When he hiked a hilltop in the Marin Headlands just north of San Francisco, Kainz took a picture of the Golden Gate Bridge and the lights of the city behind it using a professional DSLR camera, a heavy lens, and a tripod. Of course, the resulting photo is beyond amazing.
Source: Florian Kainz
But a fellow researcher had challenged him if he could replicate the same quality at low light with a smartphone camera. He accepted the challenge.
In a post in Google Research Blog, Kainz explains how he managed to get the photo. He took to the experimental SeeInTheDark app, written by Marc Levoy and presented at the ICCV 2015 Extreme Imaging Workshop, which can produce pictures with even less light than HDR+.
“It does this by accumulating more exposures, and merging them under the assumption that the scene is static and any differences between successive exposures must be due to camera motion or sensor noise.
“The app reduces noise further by dropping image resolution to about 1 MPixel. With SeeInTheDark it is just possible to take pictures, albeit fairly grainy ones, by the light of the full moon,” he added.
But a person cannot be perfectly still when taking the photo or the scene almost always has moving objects. What SeeInTheDark does is progressively discounting older frames as new ones are captured while the HDR+ merges at most ten frames in a second.
“This limits how much light the camera can gather and thus affects the quality of the final pictures at very low light levels,” Kainz tells.
Knowing the principles behind the app, Kainz developed one on his own and went on to test it using his Nexus 6P phone at the Point Reyes lighthouse on the California coast, and later at the same spot where he took the photo of the Golden Gate.
Source: Florian Kainz
The photos speak for themselves. They do not look like images taken with a smartphone.

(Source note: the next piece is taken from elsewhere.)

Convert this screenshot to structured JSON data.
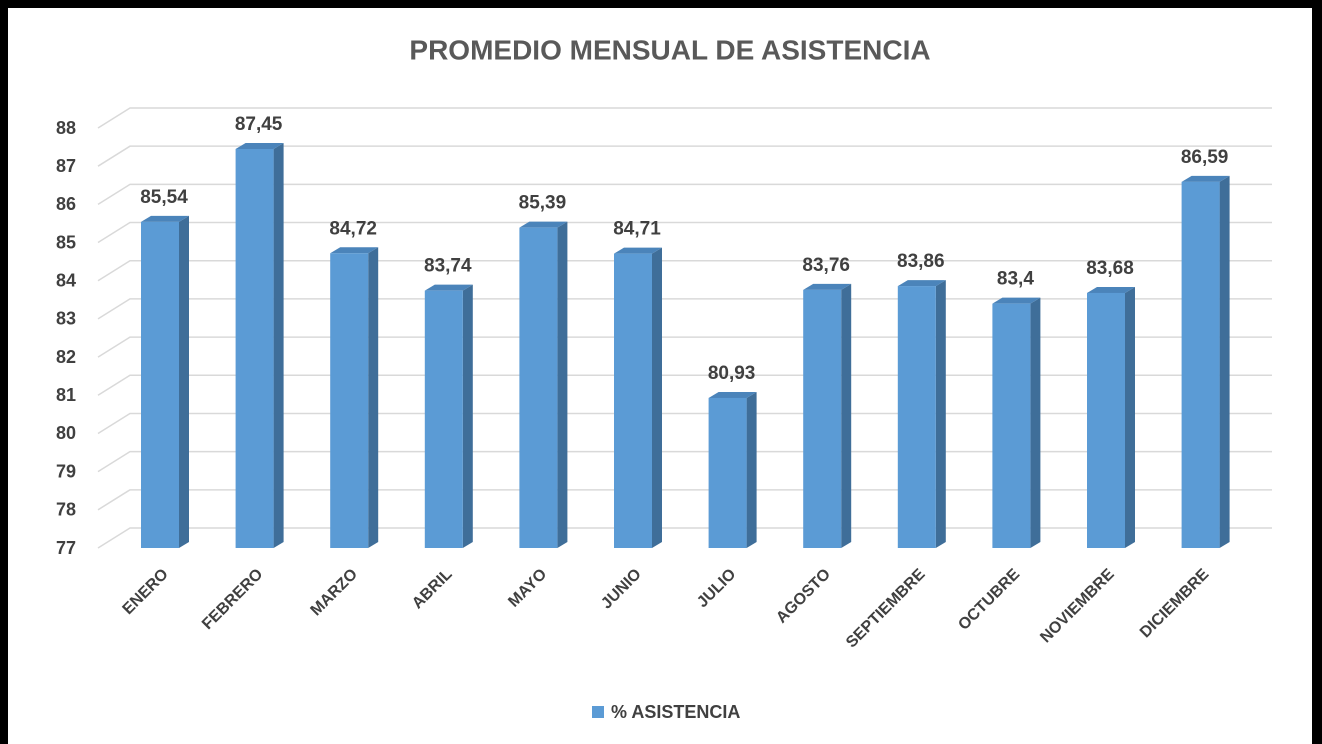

Kainz shot a burst of 32 four-second frames at ISO 1600, then an additional 32 black frames after covering the camera lens with opaque adhesive tape. The final photo is not straight from the smartphone though as he had to load the raw files into Photoshop when he got back to the office.
So far, Kainz has not developed a readily available app that produces the same result but our fingers are crossed.